Pew: 10M+ Changed Race Since 2000 on Census, More 'American Indians' than Can Be Accounted For

Pew: 10M+ Changed Race Since 2000 on Census, More 'American Indians' than Can Be Accounted For

More than ten million Americans changed their race since 2000 on their census forms, and more people identified themselves as “American Indian” than can be accounted for by birth or immigration.

According to a new Pew report, research presented at the Population Association of America meeting last week found that out of 168 million Americans who turned in census forms, “more than 10 million of them checked different race or Hispanic-origin boxes in the 2010 census than they had in the 2000 count.”

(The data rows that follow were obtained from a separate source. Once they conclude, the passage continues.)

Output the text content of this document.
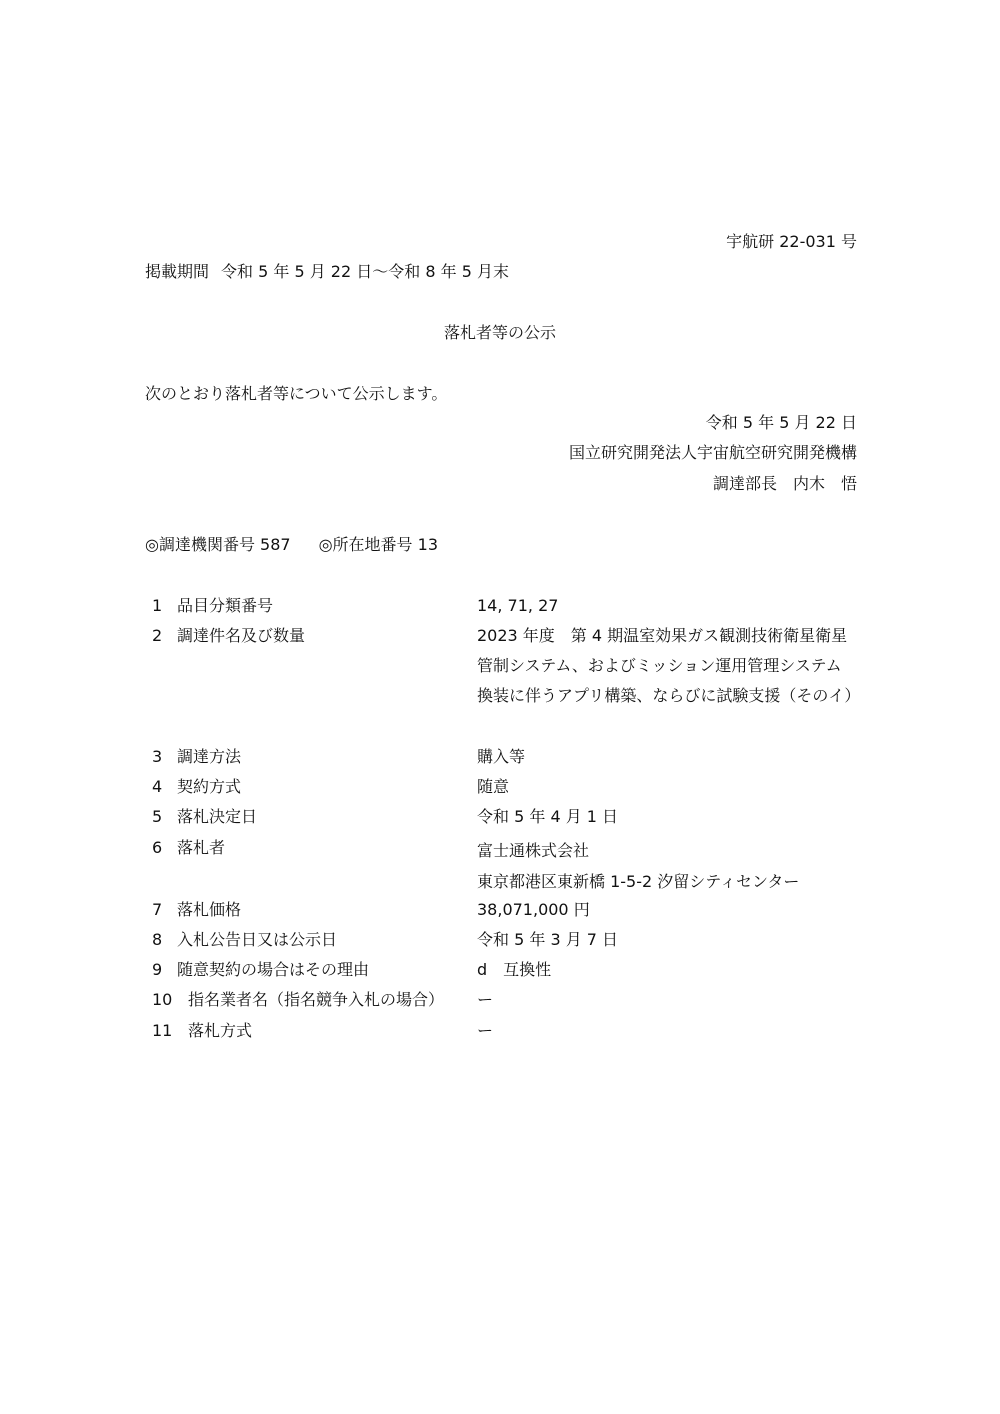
宇航研 22-031 号
掲載期間 令和 5 年 5 月 22 日～令和 8 年 5 月末
落札者等の公示
次のとおり落札者等について公示します。
令和 5 年 5 月 22 日
国立研究開発法人宇宙航空研究開発機構
調達部長　内木　悟
◎調達機関番号 587 ◎所在地番号 13
1 品目分類番号	14, 71, 27
2 調達件名及び数量	2023 年度　第 4 期温室効果ガス観測技術衛星衛星管制システム、およびミッション運用管理システム換装に伴うアプリ構築、ならびに試験支援（そのイ）
3 調達方法	購入等
4 契約方式	随意
5 落札決定日	令和 5 年 4 月 1 日
6 落札者	富士通株式会社
東京都港区東新橋 1-5-2 汐留シティセンター
7 落札価格	38,071,000 円
8 入札公告日又は公示日	令和 5 年 3 月 7 日
9 随意契約の場合はその理由	d　互換性
10 指名業者名（指名競争入札の場合） ー
11 落札方式	ー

“Do Americans change their race? Yes, millions do,” said study co-author Carolyn A. Liebler, a University of Minnesota sociologist who worked with the Census Bureau. “And this varies by group.”

According to the research, “relatively few people who called themselves non-Hispanic white, black or Asian in 2000 changed their category in 2010” while “Hispanics dominated the total change:”

The largest number of those who changed their race/ethnicity category were 2.5 million Americans who said they were Hispanic and “some other race” in 2000, but a decade later, told the census they were Hispanic and white, preliminary data showed. Another 1.3 million people made the switch in the other direction. Other large groups of category-changers were more than a million Americans who switched from non-Hispanic white to Hispanic white, or the other way around.

Hispanics account for most of the growing number and share of Americans who check “some other race” on the census form. Many do not identify with a specific racial group or think of Hispanic as a race, even though it is an ethnicity in the federal statistical system. Census officials added new instructions on the 2010 census form stating that Hispanic ethnicity is not a race in an attempt to persuade people to choose a specific group. (That change, as well as other wording edits in the instructions to respondents between 2000 and 2010 may be one reason some people switched. The order of the questions and the offered categories did not change.)

Also of note, according to the research, was the “remarkable turnover” from 2000 to 2010 “among those describing themselves as American Indian. Ever since 1960, the number of American Indians has risen more rapidly than could be accounted for by births or immigration.”

Researchers are not sure why Americans change their race, but demographer Sharon Lee said they may find an ancestor of a different race or “they may decide there are benefits (such as priority in college admissions) to including themselves in a certain group.”

During her 2012 campaign for U.S. Senate, Democrat Elizabeth Warren, who ended up winning her race, was put under fire when information surfaced that she had identified as “Native American” for 25 years while she was a law school professor. Breitbart News’s Michael Patrick Leahy exhaustively documented “the facts surrounding Senator Warren’s claims of Native American ancestry and demonstrated that no credible evidence exists to support those claims.”

Warren has insisted that she is part Native American because of the stories her parents supposedly told her – even though they never provided her with documentation.